More than 100 members of Uganda’s biggest opposition party have been charged with various offences, including unlawful assembly related to violence around last week’s election, according to court documents and an opposition official.
The East African country’s veteran leader, Yoweri Museveni, 81, was declared the landslide winner of the January 15 poll with 71.6% of the vote against his opponent, Bobi Wine, with 24%.
Wine, the pop star-turned-politician, and his party, the National Unity Platform (NUP), have rejected the results, alleging widespread irregularities, including ballot stuffing, enforced disappearance of polling agents and intimidation by security forces. Wine’s whereabouts remain unknown after he said he had escaped a raid by the military on his home.
In a video on NTV Uganda on Monday night, Wine accused police of vandalising his home and said leaving his residence would free him “to speak to the world”. He did not disclose his location.

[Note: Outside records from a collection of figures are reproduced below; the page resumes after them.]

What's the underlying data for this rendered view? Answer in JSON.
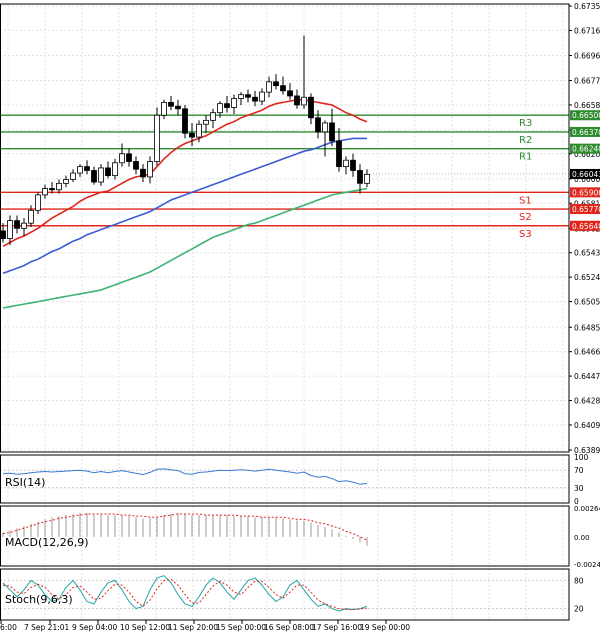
{
  "chart_data": {
    "type": "candlestick",
    "price_axis": {
      "min": 0.63895,
      "max": 0.6735,
      "ticks": [
        "0.67350",
        "0.67160",
        "0.66965",
        "0.66770",
        "0.66580",
        "0.66385",
        "0.66200",
        "0.66005",
        "0.65815",
        "0.65620",
        "0.65430",
        "0.65240",
        "0.65050",
        "0.64850",
        "0.64660",
        "0.64470",
        "0.64280",
        "0.64090",
        "0.63895"
      ]
    },
    "time_labels": [
      "6:00",
      "7 Sep 21:01",
      "9 Sep 04:00",
      "10 Sep 12:00",
      "11 Sep 20:00",
      "15 Sep 00:00",
      "16 Sep 08:00",
      "17 Sep 16:00",
      "19 Sep 00:00"
    ],
    "current_price": {
      "label": "0.66043",
      "value": 0.66043
    },
    "levels": [
      {
        "name": "R3",
        "label": "0.66500",
        "value": 0.665,
        "color": "#2e8b2e"
      },
      {
        "name": "R2",
        "label": "0.66370",
        "value": 0.6637,
        "color": "#2e8b2e"
      },
      {
        "name": "R1",
        "label": "0.66240",
        "value": 0.6624,
        "color": "#2e8b2e"
      },
      {
        "name": "S1",
        "label": "0.65900",
        "value": 0.659,
        "color": "#e0251b"
      },
      {
        "name": "S2",
        "label": "0.65770",
        "value": 0.6577,
        "color": "#e0251b"
      },
      {
        "name": "S3",
        "label": "0.65640",
        "value": 0.6564,
        "color": "#e0251b"
      }
    ],
    "candles": [
      [
        0.656,
        0.6566,
        0.6551,
        0.6554
      ],
      [
        0.6554,
        0.6572,
        0.6549,
        0.6568
      ],
      [
        0.6568,
        0.6572,
        0.6558,
        0.6562
      ],
      [
        0.6562,
        0.657,
        0.6556,
        0.6566
      ],
      [
        0.6566,
        0.658,
        0.6563,
        0.6576
      ],
      [
        0.6576,
        0.659,
        0.6573,
        0.6588
      ],
      [
        0.6588,
        0.6596,
        0.6585,
        0.6593
      ],
      [
        0.6593,
        0.6598,
        0.6589,
        0.6592
      ],
      [
        0.6592,
        0.66,
        0.6589,
        0.6597
      ],
      [
        0.6597,
        0.6603,
        0.6594,
        0.66
      ],
      [
        0.66,
        0.6608,
        0.6598,
        0.6605
      ],
      [
        0.6605,
        0.6612,
        0.6602,
        0.661
      ],
      [
        0.661,
        0.6615,
        0.6604,
        0.6607
      ],
      [
        0.6607,
        0.661,
        0.6596,
        0.6598
      ],
      [
        0.6598,
        0.6612,
        0.6595,
        0.6609
      ],
      [
        0.6609,
        0.6614,
        0.6601,
        0.6603
      ],
      [
        0.6603,
        0.6616,
        0.66,
        0.6613
      ],
      [
        0.6613,
        0.6628,
        0.661,
        0.662
      ],
      [
        0.662,
        0.6624,
        0.661,
        0.6614
      ],
      [
        0.6614,
        0.6618,
        0.6604,
        0.6608
      ],
      [
        0.6608,
        0.6612,
        0.6598,
        0.6602
      ],
      [
        0.6602,
        0.6618,
        0.6597,
        0.6614
      ],
      [
        0.6614,
        0.6656,
        0.6611,
        0.665
      ],
      [
        0.665,
        0.6662,
        0.6647,
        0.666
      ],
      [
        0.666,
        0.6665,
        0.6654,
        0.6657
      ],
      [
        0.6657,
        0.6662,
        0.665,
        0.6655
      ],
      [
        0.6655,
        0.6658,
        0.6632,
        0.6636
      ],
      [
        0.6636,
        0.6644,
        0.6626,
        0.6633
      ],
      [
        0.6633,
        0.6646,
        0.6629,
        0.6643
      ],
      [
        0.6643,
        0.665,
        0.6636,
        0.6646
      ],
      [
        0.6646,
        0.6655,
        0.664,
        0.6652
      ],
      [
        0.6652,
        0.6661,
        0.6648,
        0.6659
      ],
      [
        0.6659,
        0.6665,
        0.6652,
        0.6656
      ],
      [
        0.6656,
        0.6666,
        0.6651,
        0.6663
      ],
      [
        0.6663,
        0.6668,
        0.6658,
        0.6666
      ],
      [
        0.6666,
        0.667,
        0.666,
        0.6664
      ],
      [
        0.6664,
        0.6669,
        0.6657,
        0.6661
      ],
      [
        0.6661,
        0.6671,
        0.6658,
        0.6668
      ],
      [
        0.6668,
        0.668,
        0.6664,
        0.6676
      ],
      [
        0.6676,
        0.6682,
        0.667,
        0.6673
      ],
      [
        0.6673,
        0.668,
        0.6666,
        0.6669
      ],
      [
        0.6669,
        0.6675,
        0.6662,
        0.6665
      ],
      [
        0.6665,
        0.667,
        0.6655,
        0.6658
      ],
      [
        0.6658,
        0.6712,
        0.6655,
        0.6664
      ],
      [
        0.6664,
        0.6667,
        0.6643,
        0.6648
      ],
      [
        0.6648,
        0.6654,
        0.6632,
        0.6637
      ],
      [
        0.6637,
        0.6646,
        0.6618,
        0.6644
      ],
      [
        0.6644,
        0.6655,
        0.6626,
        0.663
      ],
      [
        0.663,
        0.664,
        0.6606,
        0.661
      ],
      [
        0.661,
        0.6618,
        0.6604,
        0.6615
      ],
      [
        0.6615,
        0.662,
        0.6602,
        0.6607
      ],
      [
        0.6607,
        0.6612,
        0.6589,
        0.6597
      ],
      [
        0.6597,
        0.6608,
        0.6594,
        0.6604
      ]
    ],
    "ma_fast": [
      0.6548,
      0.6551,
      0.6554,
      0.6556,
      0.6559,
      0.6562,
      0.6566,
      0.657,
      0.6573,
      0.6576,
      0.6579,
      0.6583,
      0.6586,
      0.6588,
      0.659,
      0.6591,
      0.6594,
      0.6597,
      0.66,
      0.6602,
      0.6603,
      0.6604,
      0.661,
      0.6616,
      0.6621,
      0.6625,
      0.6628,
      0.663,
      0.6632,
      0.6634,
      0.6637,
      0.664,
      0.6643,
      0.6645,
      0.6648,
      0.665,
      0.6652,
      0.6654,
      0.6657,
      0.6659,
      0.666,
      0.6661,
      0.6662,
      0.6662,
      0.6661,
      0.666,
      0.6659,
      0.6658,
      0.6655,
      0.6652,
      0.665,
      0.6647,
      0.6645
    ],
    "ma_mid": [
      0.6527,
      0.6529,
      0.6531,
      0.6533,
      0.6536,
      0.6538,
      0.6541,
      0.6544,
      0.6546,
      0.6549,
      0.6552,
      0.6554,
      0.6557,
      0.6559,
      0.6561,
      0.6563,
      0.6565,
      0.6567,
      0.6569,
      0.6571,
      0.6573,
      0.6575,
      0.6578,
      0.6581,
      0.6584,
      0.6586,
      0.6588,
      0.659,
      0.6592,
      0.6594,
      0.6596,
      0.6598,
      0.66,
      0.6602,
      0.6604,
      0.6606,
      0.6608,
      0.661,
      0.6612,
      0.6614,
      0.6616,
      0.6618,
      0.662,
      0.6622,
      0.6623,
      0.6625,
      0.6627,
      0.6629,
      0.663,
      0.6631,
      0.6632,
      0.6632,
      0.6632
    ],
    "ma_slow": [
      0.65,
      0.6501,
      0.6502,
      0.6503,
      0.6504,
      0.6505,
      0.6506,
      0.6507,
      0.6508,
      0.6509,
      0.651,
      0.6511,
      0.6512,
      0.6513,
      0.6514,
      0.6516,
      0.6518,
      0.652,
      0.6522,
      0.6524,
      0.6526,
      0.6528,
      0.6531,
      0.6534,
      0.6537,
      0.654,
      0.6543,
      0.6546,
      0.6549,
      0.6552,
      0.6555,
      0.6557,
      0.6559,
      0.6561,
      0.6563,
      0.6565,
      0.6566,
      0.6568,
      0.657,
      0.6572,
      0.6574,
      0.6576,
      0.6578,
      0.658,
      0.6582,
      0.6584,
      0.6586,
      0.6588,
      0.6589,
      0.659,
      0.6591,
      0.6592,
      0.6593
    ],
    "rsi": {
      "label": "RSI(14)",
      "ticks": [
        "100",
        "70",
        "30",
        "0"
      ],
      "values": [
        62,
        63,
        61,
        62,
        64,
        66,
        67,
        66,
        67,
        68,
        69,
        70,
        68,
        64,
        67,
        64,
        67,
        69,
        66,
        63,
        60,
        65,
        72,
        73,
        71,
        69,
        62,
        61,
        65,
        66,
        68,
        70,
        69,
        70,
        71,
        70,
        68,
        70,
        72,
        70,
        68,
        66,
        63,
        66,
        58,
        54,
        56,
        51,
        44,
        46,
        43,
        38,
        40
      ]
    },
    "macd": {
      "label": "MACD(12,26,9)",
      "ticks": [
        "0.002647",
        "0.00",
        "-0.00249"
      ],
      "hist": [
        0.0004,
        0.0006,
        0.0008,
        0.001,
        0.0012,
        0.0014,
        0.0016,
        0.0018,
        0.0019,
        0.002,
        0.0021,
        0.0022,
        0.0022,
        0.0021,
        0.0021,
        0.002,
        0.002,
        0.002,
        0.0019,
        0.0018,
        0.0017,
        0.0017,
        0.0018,
        0.002,
        0.0021,
        0.0022,
        0.0021,
        0.002,
        0.002,
        0.002,
        0.002,
        0.002,
        0.002,
        0.0019,
        0.0019,
        0.0019,
        0.0018,
        0.0018,
        0.0018,
        0.0018,
        0.0017,
        0.0016,
        0.0015,
        0.0015,
        0.0013,
        0.0011,
        0.0009,
        0.0007,
        0.0004,
        0.0001,
        -0.0002,
        -0.0005,
        -0.0008
      ],
      "signal": [
        0.0003,
        0.0004,
        0.0006,
        0.0008,
        0.001,
        0.0012,
        0.0014,
        0.0015,
        0.0017,
        0.0018,
        0.0019,
        0.002,
        0.0021,
        0.0021,
        0.0021,
        0.0021,
        0.0021,
        0.002,
        0.002,
        0.0019,
        0.0019,
        0.0018,
        0.0018,
        0.0019,
        0.002,
        0.0021,
        0.0021,
        0.0021,
        0.0021,
        0.002,
        0.002,
        0.002,
        0.002,
        0.002,
        0.0019,
        0.0019,
        0.0019,
        0.0018,
        0.0018,
        0.0018,
        0.0018,
        0.0017,
        0.0016,
        0.0016,
        0.0015,
        0.0013,
        0.0012,
        0.001,
        0.0008,
        0.0005,
        0.0003,
        0.0,
        -0.0003
      ]
    },
    "stoch": {
      "label": "Stoch(9,6,3)",
      "ticks": [
        "80",
        "20"
      ],
      "k": [
        75,
        60,
        45,
        60,
        80,
        70,
        50,
        35,
        40,
        65,
        80,
        60,
        35,
        30,
        55,
        75,
        80,
        60,
        35,
        20,
        25,
        60,
        85,
        90,
        75,
        50,
        30,
        25,
        45,
        70,
        85,
        75,
        55,
        40,
        60,
        80,
        85,
        70,
        50,
        35,
        45,
        70,
        80,
        60,
        40,
        25,
        30,
        20,
        15,
        20,
        18,
        20,
        25
      ],
      "d": [
        70,
        68,
        55,
        52,
        65,
        72,
        65,
        50,
        40,
        50,
        65,
        68,
        55,
        40,
        42,
        58,
        72,
        70,
        55,
        35,
        25,
        38,
        62,
        80,
        82,
        70,
        50,
        32,
        32,
        50,
        68,
        78,
        70,
        55,
        50,
        65,
        78,
        78,
        65,
        50,
        42,
        55,
        70,
        70,
        55,
        38,
        30,
        25,
        20,
        18,
        18,
        19,
        21
      ]
    }
  }
}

At least 118 members of the NUP were taken to various courts in the capital, Kampala, on Monday and charged with offences including unlawful assembly, conspiracy and unlawful possession of election materials, NUP lawyer Kato Tumusiime told Reuters, and court documents showed.
David Rubongoya, the NUP’s secretary-general, denied their supporters were involved in violent activity.

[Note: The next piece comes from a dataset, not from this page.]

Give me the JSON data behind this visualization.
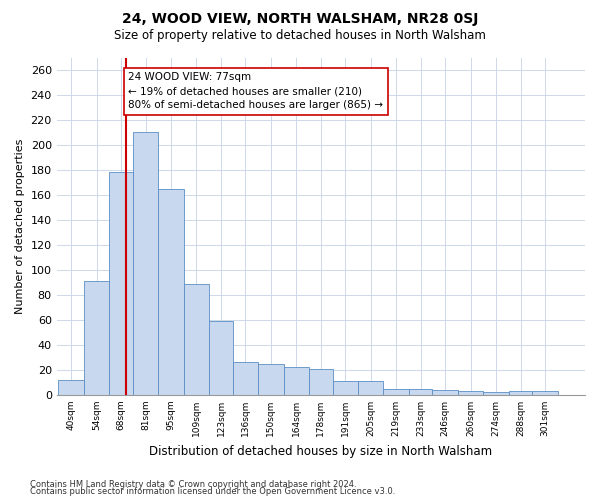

“Most of them were polling agents; they even had their letters confirming they are polling agents of the NUP. They were targeted and arrested violently,” Rubongoya told NTV Uganda late on Monday.

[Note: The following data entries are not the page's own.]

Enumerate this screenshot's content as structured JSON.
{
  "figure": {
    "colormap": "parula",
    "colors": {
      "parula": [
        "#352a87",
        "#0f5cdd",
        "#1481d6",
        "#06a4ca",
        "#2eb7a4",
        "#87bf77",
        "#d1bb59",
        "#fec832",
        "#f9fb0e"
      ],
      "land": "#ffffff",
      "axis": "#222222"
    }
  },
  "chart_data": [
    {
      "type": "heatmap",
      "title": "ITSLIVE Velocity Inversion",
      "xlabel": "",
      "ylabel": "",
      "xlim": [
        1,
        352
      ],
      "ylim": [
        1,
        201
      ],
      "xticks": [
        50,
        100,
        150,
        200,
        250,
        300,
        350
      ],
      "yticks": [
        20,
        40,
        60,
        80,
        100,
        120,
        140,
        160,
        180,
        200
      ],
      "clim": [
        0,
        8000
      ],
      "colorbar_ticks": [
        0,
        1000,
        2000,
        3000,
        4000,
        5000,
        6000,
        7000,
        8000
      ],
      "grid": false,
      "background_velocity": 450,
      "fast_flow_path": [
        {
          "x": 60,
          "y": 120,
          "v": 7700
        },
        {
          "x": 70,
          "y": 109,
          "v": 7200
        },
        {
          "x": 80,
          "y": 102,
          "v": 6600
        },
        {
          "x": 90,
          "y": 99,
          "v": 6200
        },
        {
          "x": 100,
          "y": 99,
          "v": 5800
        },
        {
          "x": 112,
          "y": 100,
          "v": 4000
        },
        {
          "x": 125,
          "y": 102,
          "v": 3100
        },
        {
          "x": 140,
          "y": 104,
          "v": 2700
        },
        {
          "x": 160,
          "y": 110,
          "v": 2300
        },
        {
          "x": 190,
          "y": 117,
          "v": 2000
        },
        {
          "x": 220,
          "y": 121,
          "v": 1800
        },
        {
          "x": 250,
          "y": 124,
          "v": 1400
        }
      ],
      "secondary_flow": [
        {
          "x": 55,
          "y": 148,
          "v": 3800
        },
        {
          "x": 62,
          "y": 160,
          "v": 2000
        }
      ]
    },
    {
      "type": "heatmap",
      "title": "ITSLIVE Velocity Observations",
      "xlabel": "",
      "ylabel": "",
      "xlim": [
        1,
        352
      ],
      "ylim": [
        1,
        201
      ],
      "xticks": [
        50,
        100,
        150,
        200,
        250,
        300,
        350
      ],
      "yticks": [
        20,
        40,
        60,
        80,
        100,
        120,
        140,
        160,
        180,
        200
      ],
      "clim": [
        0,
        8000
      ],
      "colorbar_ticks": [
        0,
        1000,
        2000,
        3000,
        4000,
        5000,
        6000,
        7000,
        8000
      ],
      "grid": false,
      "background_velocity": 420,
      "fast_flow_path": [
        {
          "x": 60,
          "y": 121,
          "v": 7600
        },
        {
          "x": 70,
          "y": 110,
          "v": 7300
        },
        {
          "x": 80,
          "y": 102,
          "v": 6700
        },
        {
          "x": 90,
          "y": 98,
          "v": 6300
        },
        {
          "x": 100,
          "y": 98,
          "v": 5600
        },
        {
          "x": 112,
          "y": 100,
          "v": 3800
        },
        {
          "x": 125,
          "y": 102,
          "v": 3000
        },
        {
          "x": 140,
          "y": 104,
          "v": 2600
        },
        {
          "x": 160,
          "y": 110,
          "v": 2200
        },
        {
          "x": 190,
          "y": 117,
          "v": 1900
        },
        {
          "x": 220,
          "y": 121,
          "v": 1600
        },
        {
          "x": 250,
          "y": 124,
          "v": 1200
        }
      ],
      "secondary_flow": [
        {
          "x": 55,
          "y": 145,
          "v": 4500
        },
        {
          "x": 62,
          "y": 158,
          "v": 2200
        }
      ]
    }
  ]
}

Scattered protests broke out around the capital on Saturday shortly after the electoral body declared Museveni the winner, though they were quickly quashed by police using teargas and detentions.
Before the voting, the UN Human Rights Office accused Uganda’s military and police of using live ammunition to disperse peaceful rallies and carrying out arbitrary detentions and abductions of opposition supporters.
In power since 1986 and currently Africa’s third longest-ruling head of state, Museveni’s latest win means he will have been in power for nearly half a century when his new term ends in 2031.